D’Souza was still in his thirties when he took over the mantle from Narayanan on January 1, 2007. But, Weissmann, who is also on Cognizant board, says his age did not matter at all. “Frank is very mature. That is one of the reasons he stood out.”

That promise was put to test during the crisis. After the Frankfurt meeting, D’Souza had a clear goal: To emerge stronger. Shine through the fog, was how he communicated it to the 60,000 people on the company’s roll then. This meant continuing to invest in the business, and fund it from the savings by running a tight ship.

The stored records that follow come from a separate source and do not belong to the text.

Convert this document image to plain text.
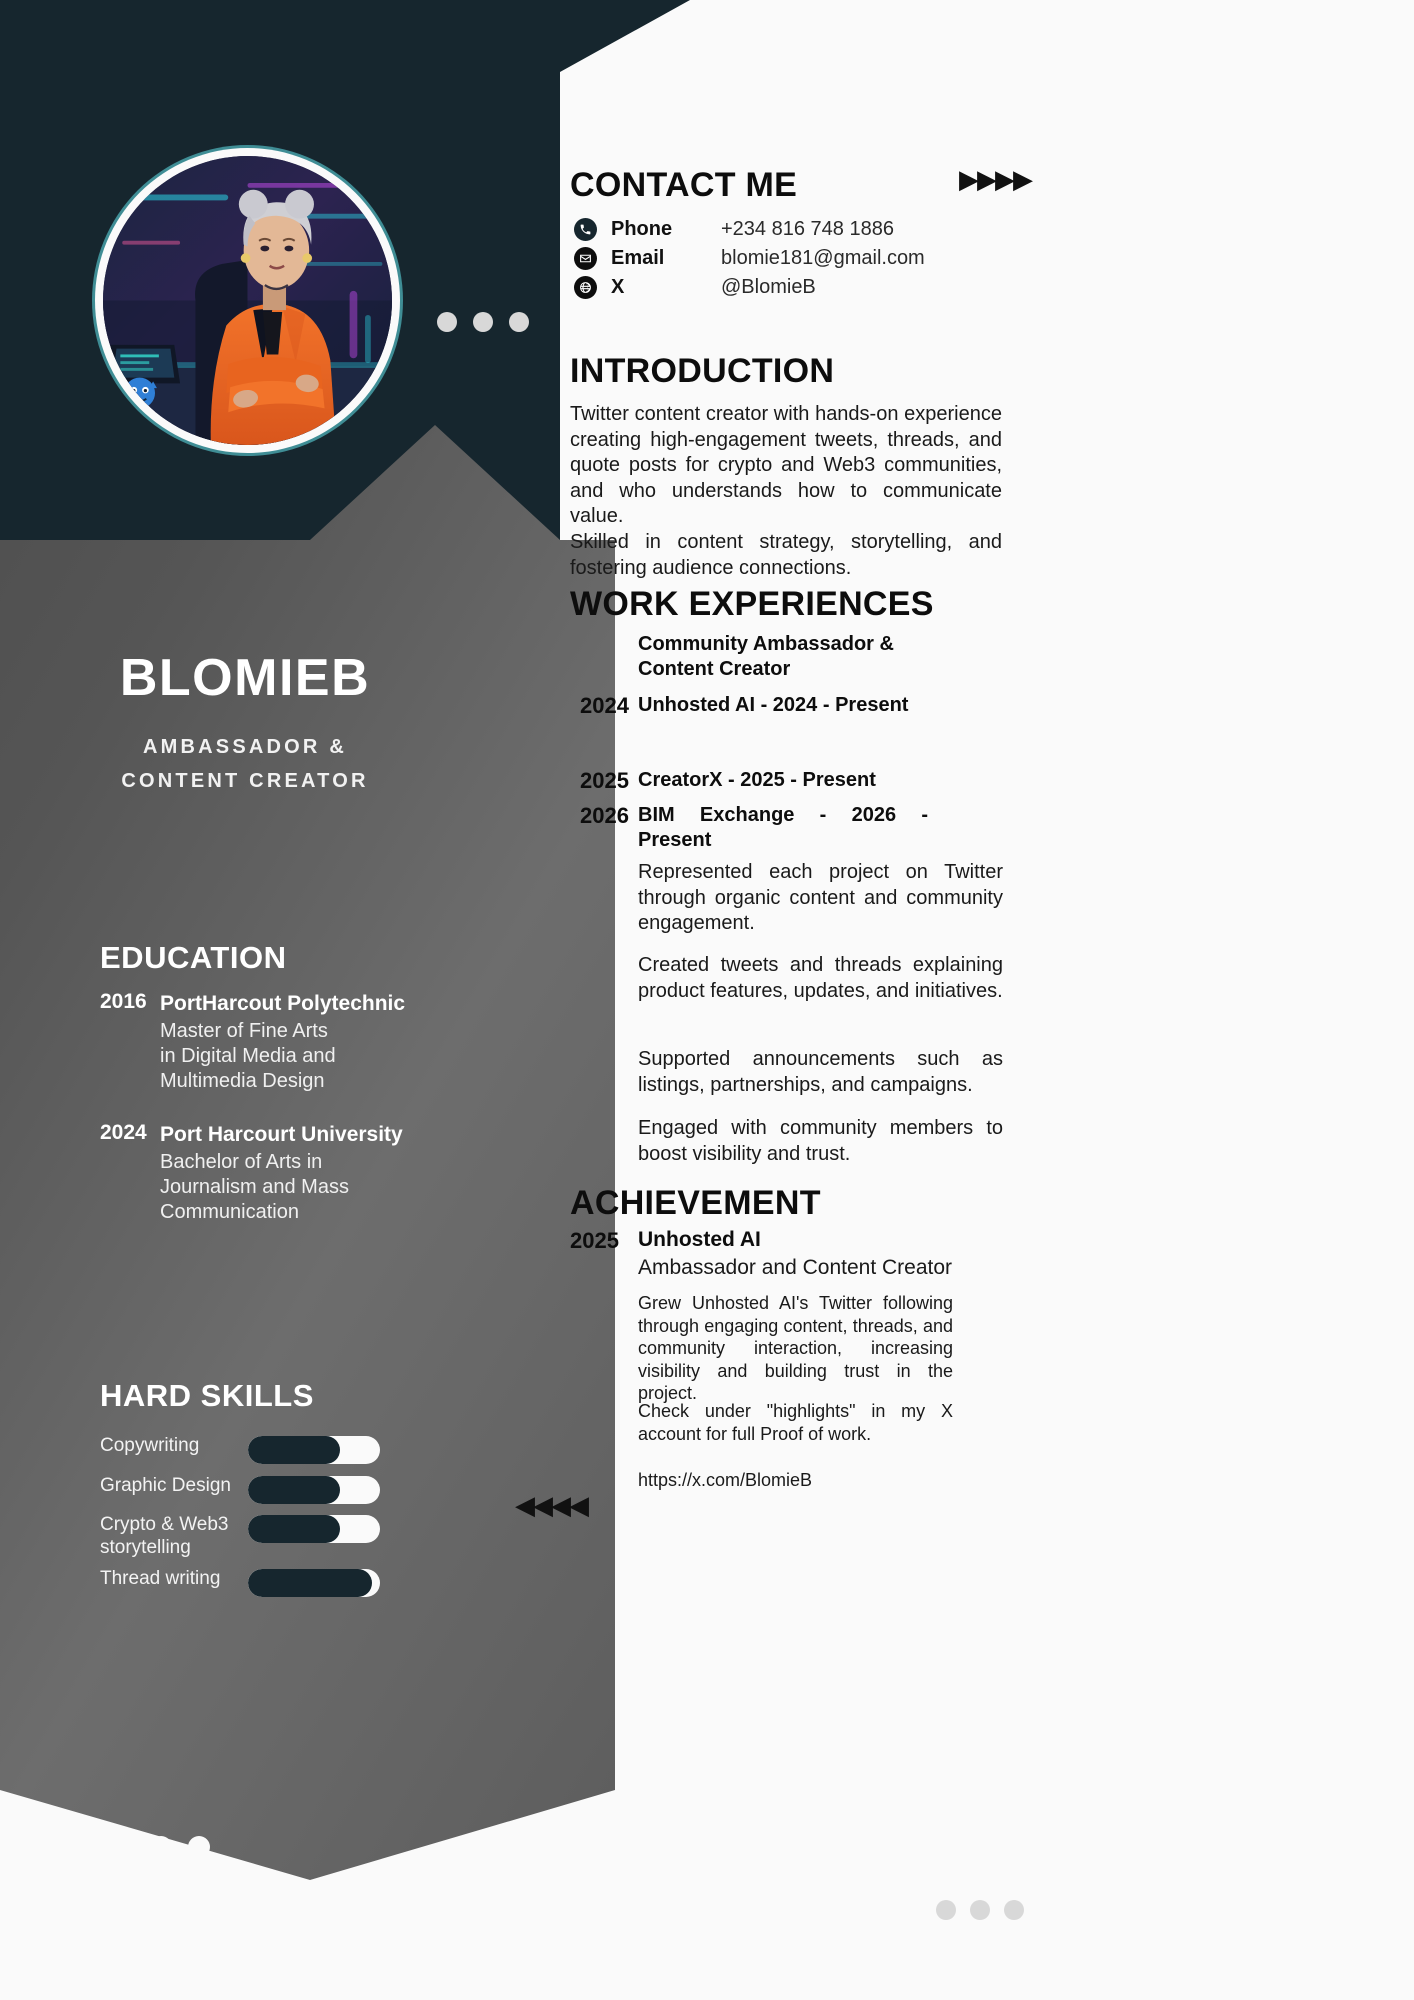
BLOMIEB
AMBASSADOR &
CONTENT CREATOR
EDUCATION
2016 PortHarcout Polytechnic
Master of Fine Arts
in Digital Media and
Multimedia Design
2024 Port Harcourt University
Bachelor of Arts in
Journalism and Mass
Communication
HARD SKILLS
Copywriting
Graphic Design
Crypto & Web3 storytelling
Thread writing
CONTACT ME	▶▶▶▶
Phone	+234 816 748 1886
Email	blomie181@gmail.com
X	@BlomieB
INTRODUCTION
Twitter content creator with hands-on experience creating high-engagement tweets, threads, and quote posts for crypto and Web3 communities, and who understands how to communicate value.
Skilled in content strategy, storytelling, and fostering audience connections.
WORK EXPERIENCES
Community Ambassador & Content Creator
2024 Unhosted AI - 2024 - Present
2025 CreatorX - 2025 - Present
2026 BIM Exchange - 2026 - Present
Represented each project on Twitter through organic content and community engagement.
Created tweets and threads explaining product features, updates, and initiatives.
Supported announcements such as listings, partnerships, and campaigns.
Engaged with community members to boost visibility and trust.
ACHIEVEMENT
2025 Unhosted AI
Ambassador and Content Creator
Grew Unhosted AI's Twitter following through engaging content, threads, and community interaction, increasing visibility and building trust in the project.
Check under "highlights" in my X account for full Proof of work.
https://x.com/BlomieB
◀◀◀◀
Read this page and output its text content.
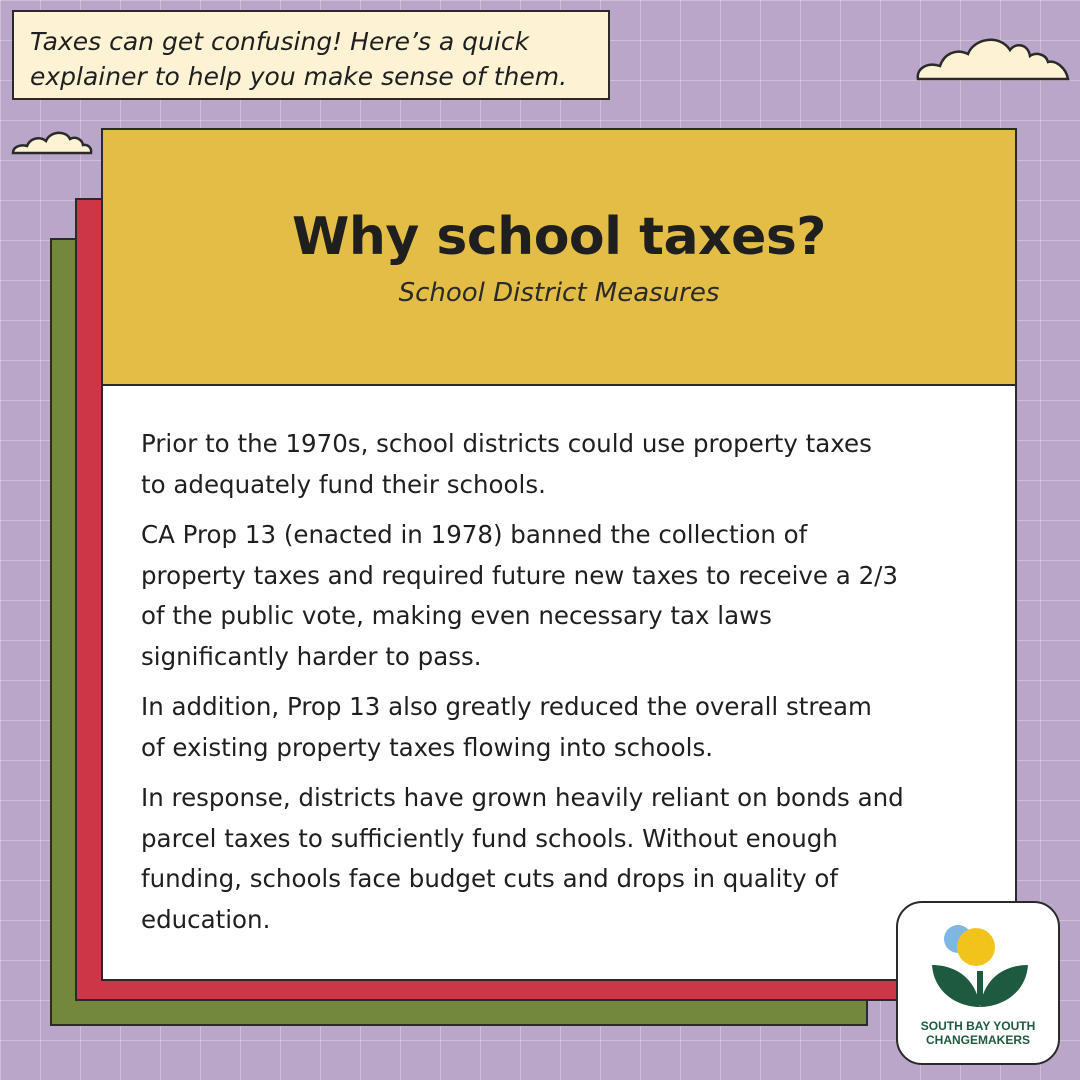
Taxes can get confusing! Here’s a quick
explainer to help you make sense of them.
Why school taxes?
School District Measures
Prior to the 1970s, school districts could use property taxes
to adequately fund their schools.
CA Prop 13 (enacted in 1978) banned the collection of
property taxes and required future new taxes to receive a 2/3
of the public vote, making even necessary tax laws
significantly harder to pass.
In addition, Prop 13 also greatly reduced the overall stream
of existing property taxes flowing into schools.
In response, districts have grown heavily reliant on bonds and
parcel taxes to sufficiently fund schools. Without enough
funding, schools face budget cuts and drops in quality of
education.
SOUTH BAY YOUTH
CHANGEMAKERS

“We were aggressive in confronting the facts early. We went to customers, collected data, and listened to our customers,” says D’Souza. Sudin Apte, who looks at sourcing and vendor management at Forrester Research, says that in financial services when others lost customers, Cognizant got more customers because it went with specific solutions.

The tough times also gave an opportunity to look at its own operations. “There were areas of operations that were not as efficient as they should have been,” says D’Souza. Cognizant was never good at using all its employees (it had too many people on the bench) and in billing all their work (it had too many non-billable employees in any project). During this crisis, it corrected that.

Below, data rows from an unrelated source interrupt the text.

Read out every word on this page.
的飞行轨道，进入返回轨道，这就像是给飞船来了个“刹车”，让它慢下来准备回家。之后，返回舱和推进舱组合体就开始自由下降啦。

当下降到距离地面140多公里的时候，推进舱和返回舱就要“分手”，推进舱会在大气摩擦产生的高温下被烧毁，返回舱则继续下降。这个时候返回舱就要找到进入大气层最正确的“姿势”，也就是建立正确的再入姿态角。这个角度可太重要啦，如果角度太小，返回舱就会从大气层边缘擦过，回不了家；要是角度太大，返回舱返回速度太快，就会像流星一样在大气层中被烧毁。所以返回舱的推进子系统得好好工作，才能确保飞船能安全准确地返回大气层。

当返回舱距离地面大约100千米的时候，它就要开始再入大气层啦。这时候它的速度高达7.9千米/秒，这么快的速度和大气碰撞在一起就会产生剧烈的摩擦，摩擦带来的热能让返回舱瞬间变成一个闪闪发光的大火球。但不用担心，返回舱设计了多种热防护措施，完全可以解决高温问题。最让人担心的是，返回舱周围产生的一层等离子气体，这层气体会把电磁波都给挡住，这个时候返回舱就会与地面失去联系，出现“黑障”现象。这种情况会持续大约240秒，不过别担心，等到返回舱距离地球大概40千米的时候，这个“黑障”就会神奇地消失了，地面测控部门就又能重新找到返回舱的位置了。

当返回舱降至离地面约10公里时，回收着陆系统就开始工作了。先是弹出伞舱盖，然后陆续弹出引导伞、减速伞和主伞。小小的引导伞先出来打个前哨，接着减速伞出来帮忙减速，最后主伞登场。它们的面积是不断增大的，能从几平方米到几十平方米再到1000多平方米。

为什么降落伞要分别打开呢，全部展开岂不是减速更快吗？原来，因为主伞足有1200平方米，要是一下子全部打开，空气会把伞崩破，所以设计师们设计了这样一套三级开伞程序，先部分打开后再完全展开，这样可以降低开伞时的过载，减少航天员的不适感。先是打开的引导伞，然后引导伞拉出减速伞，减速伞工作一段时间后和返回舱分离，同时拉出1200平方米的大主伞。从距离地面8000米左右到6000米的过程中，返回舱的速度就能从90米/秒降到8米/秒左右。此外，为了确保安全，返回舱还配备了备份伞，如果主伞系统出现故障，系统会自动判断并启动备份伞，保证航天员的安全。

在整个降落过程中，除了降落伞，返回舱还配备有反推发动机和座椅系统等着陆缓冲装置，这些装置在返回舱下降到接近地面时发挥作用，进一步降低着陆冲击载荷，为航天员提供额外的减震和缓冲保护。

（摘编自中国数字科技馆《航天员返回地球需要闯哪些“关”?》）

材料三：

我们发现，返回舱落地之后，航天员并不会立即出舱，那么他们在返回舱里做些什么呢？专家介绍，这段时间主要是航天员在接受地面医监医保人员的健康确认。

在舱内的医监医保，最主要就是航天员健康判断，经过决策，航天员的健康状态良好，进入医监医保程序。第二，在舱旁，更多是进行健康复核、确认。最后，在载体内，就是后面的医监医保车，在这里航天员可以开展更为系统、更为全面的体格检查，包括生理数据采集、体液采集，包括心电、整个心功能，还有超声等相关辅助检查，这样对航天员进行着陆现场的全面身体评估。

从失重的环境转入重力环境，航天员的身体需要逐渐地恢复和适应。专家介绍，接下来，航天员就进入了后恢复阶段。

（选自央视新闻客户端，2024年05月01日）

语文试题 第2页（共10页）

More than anything else, D’Souza did one thing that many leaders tend to get confused about at extreme times. He struck to the strategy that helped Cognizant immensely in the past. It continued to hire more client partners, account managers and high-end consultants to be closer to customers. Its SGA spend (selling, general and adminstrative expenses, an indicator of marketing spend) has nearly doubled in the last 12 months. (In comparison, Infosys’ SGA remained flat). It continued to make what it calls tuck-in investments — small acquisitions that would not dilute the culture of the company. All these, evidently paid off.

The insight from the first Frankfurt meeting also had a personal lesson for D’Souza. “I personally made it a point that I too would come out of slowdown stronger. I knew it was going to be gruelling time, mentally and physically. I spent more time on the plane than before. So, every day I try to run or go to gym. Now, I am probably in better shape than I have been ever before.